Было без трех минут два часа ночи. Как лунатик, он вышел из своей комнаты, побрел к двери и остановился возле нее. Чужое дыхание слышалось за ней. Он медленно поднял руку, снял цепочку, затем неслышно повернул ключ в замке и приоткрыл дверь. Не скрипнула. За дверью стоял Володя в синем спортивном костюме с красным ромбиком и буквой «С» на куртке, и с ним рядом – высокий, широкоплечий, с шеей борца, темноволосый человек. Карандин распахнул дверь, посторонился, давая им дорогу, и молча указал на комнату отца.
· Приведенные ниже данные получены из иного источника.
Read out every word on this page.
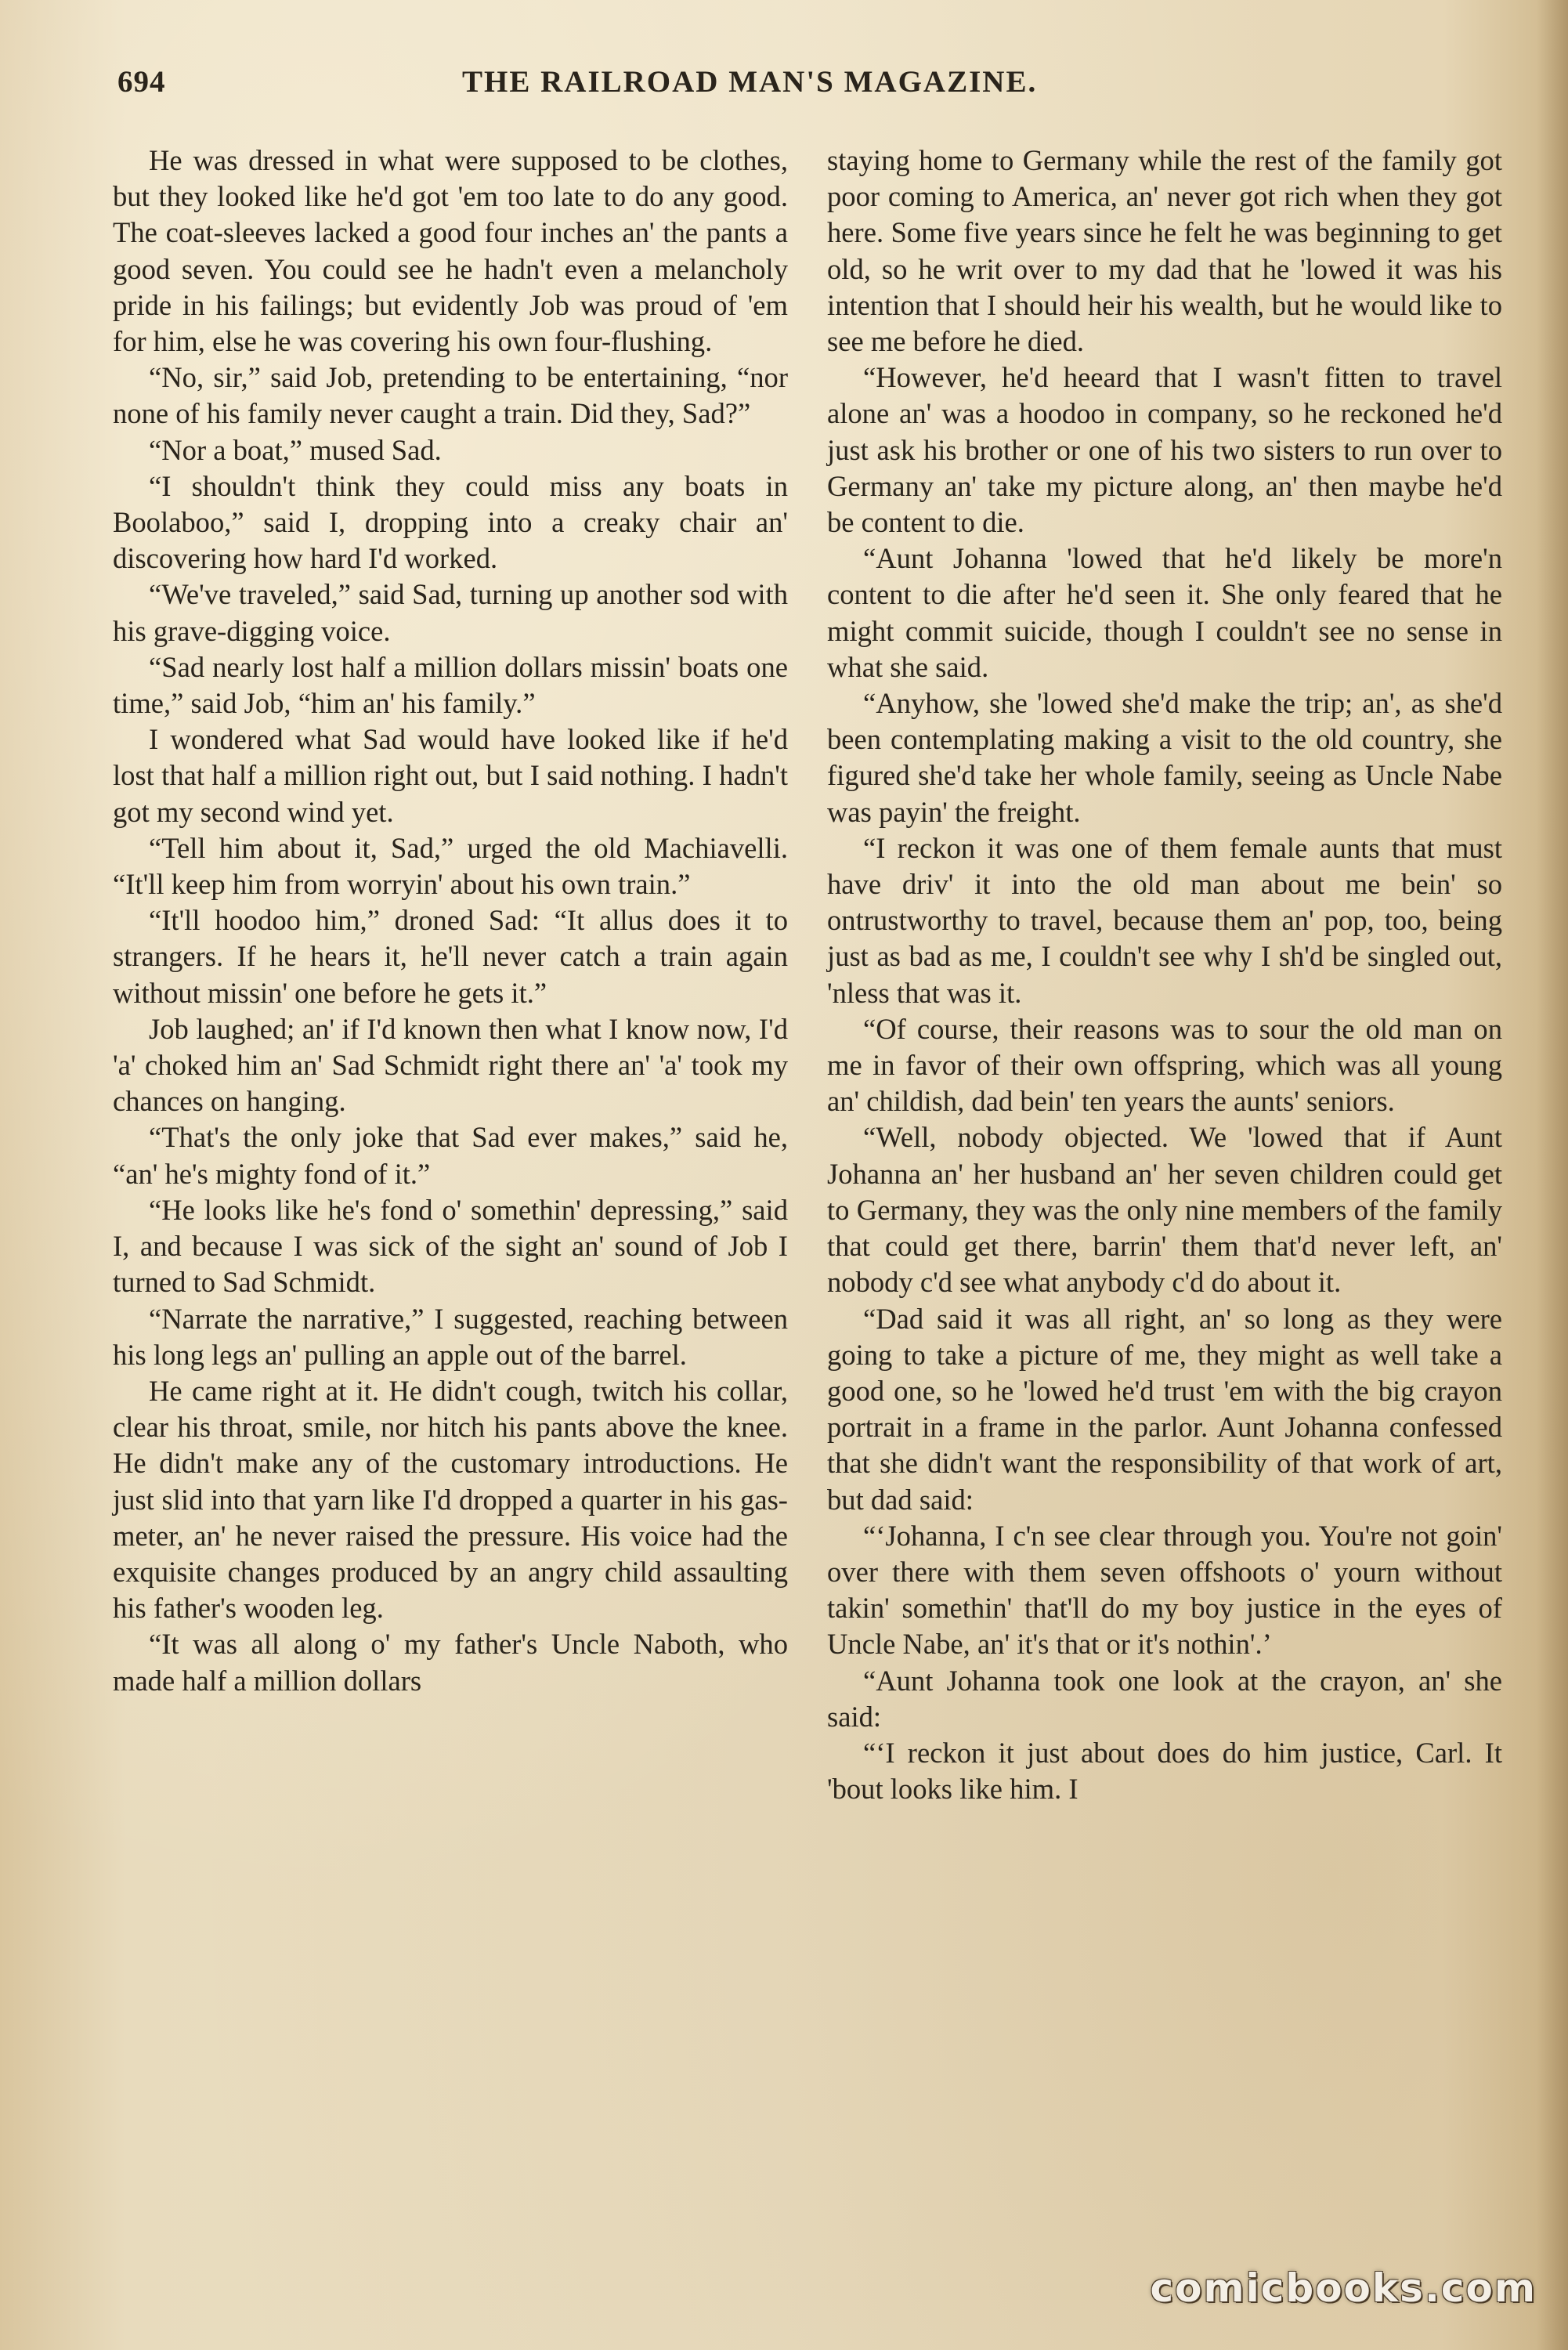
694	THE RAILROAD MAN'S MAGAZINE.

He was dressed in what were supposed to be clothes, but they looked like he'd got 'em too late to do any good. The coat-sleeves lacked a good four inches an' the pants a good seven. You could see he hadn't even a melancholy pride in his failings; but evidently Job was proud of 'em for him, else he was covering his own four-flushing.

“No, sir,” said Job, pretending to be entertaining, “nor none of his family never caught a train. Did they, Sad?”

“Nor a boat,” mused Sad.

“I shouldn't think they could miss any boats in Boolaboo,” said I, dropping into a creaky chair an' discovering how hard I'd worked.

“We've traveled,” said Sad, turning up another sod with his grave-digging voice.

“Sad nearly lost half a million dollars missin' boats one time,” said Job, “him an' his family.”

I wondered what Sad would have looked like if he'd lost that half a million right out, but I said nothing. I hadn't got my second wind yet.

“Tell him about it, Sad,” urged the old Machiavelli. “It'll keep him from worryin' about his own train.”

“It'll hoodoo him,” droned Sad: “It allus does it to strangers. If he hears it, he'll never catch a train again without missin' one before he gets it.”

Job laughed; an' if I'd known then what I know now, I'd 'a' choked him an' Sad Schmidt right there an' 'a' took my chances on hanging.

“That's the only joke that Sad ever makes,” said he, “an' he's mighty fond of it.”

“He looks like he's fond o' somethin' depressing,” said I, and because I was sick of the sight an' sound of Job I turned to Sad Schmidt.

“Narrate the narrative,” I suggested, reaching between his long legs an' pulling an apple out of the barrel.

He came right at it. He didn't cough, twitch his collar, clear his throat, smile, nor hitch his pants above the knee. He didn't make any of the customary introductions. He just slid into that yarn like I'd dropped a quarter in his gas-meter, an' he never raised the pressure. His voice had the exquisite changes produced by an angry child assaulting his father's wooden leg.

“It was all along o' my father's Uncle Naboth, who made half a million dollars

staying home to Germany while the rest of the family got poor coming to America, an' never got rich when they got here. Some five years since he felt he was beginning to get old, so he writ over to my dad that he 'lowed it was his intention that I should heir his wealth, but he would like to see me before he died.

“However, he'd heeard that I wasn't fitten to travel alone an' was a hoodoo in company, so he reckoned he'd just ask his brother or one of his two sisters to run over to Germany an' take my picture along, an' then maybe he'd be content to die.

“Aunt Johanna 'lowed that he'd likely be more'n content to die after he'd seen it. She only feared that he might commit suicide, though I couldn't see no sense in what she said.

“Anyhow, she 'lowed she'd make the trip; an', as she'd been contemplating making a visit to the old country, she figured she'd take her whole family, seeing as Uncle Nabe was payin' the freight.

“I reckon it was one of them female aunts that must have driv' it into the old man about me bein' so ontrustworthy to travel, because them an' pop, too, being just as bad as me, I couldn't see why I sh'd be singled out, 'nless that was it.

“Of course, their reasons was to sour the old man on me in favor of their own offspring, which was all young an' childish, dad bein' ten years the aunts' seniors.

“Well, nobody objected. We 'lowed that if Aunt Johanna an' her husband an' her seven children could get to Germany, they was the only nine members of the family that could get there, barrin' them that'd never left, an' nobody c'd see what anybody c'd do about it.

“Dad said it was all right, an' so long as they were going to take a picture of me, they might as well take a good one, so he 'lowed he'd trust 'em with the big crayon portrait in a frame in the parlor. Aunt Johanna confessed that she didn't want the responsibility of that work of art, but dad said:

“‘Johanna, I c'n see clear through you. You're not goin' over there with them seven offshoots o' yourn without takin' somethin' that'll do my boy justice in the eyes of Uncle Nabe, an' it's that or it's nothin'.’

“Aunt Johanna took one look at the crayon, an' she said:

“‘I reckon it just about does do him justice, Carl. It 'bout looks like him. I

comicbooks.com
Мама вдруг проснулась и позвала: Лавруша! Сережа! Карандин обмер. Да, мама, это я, отозвался он. Пить захотелось. Спи. Или показалось мне что-то, невнятно проговорила мама. Или сон… Мама затихла. Он махнул рукой. Идите! Отец храпел, забирая все выше и выше, простонал и умолк. Володя проскользнул в комнату Карандина-старшего и поманил за собой своего спутника. Отец глубоко вздохнул. Потом вдруг послышался глухой шум. Сдавленный стон прозвучал. Карандин зажал уши руками. Но и так он слышал чье-то тяжелое дыхание и громкий шепот Володи, ты держи его, держи! Оглушительная тишина наступила. Минут через пять они вышли, и Володя весело шепнул, комар носа не подточит.

12.

Все кончилось.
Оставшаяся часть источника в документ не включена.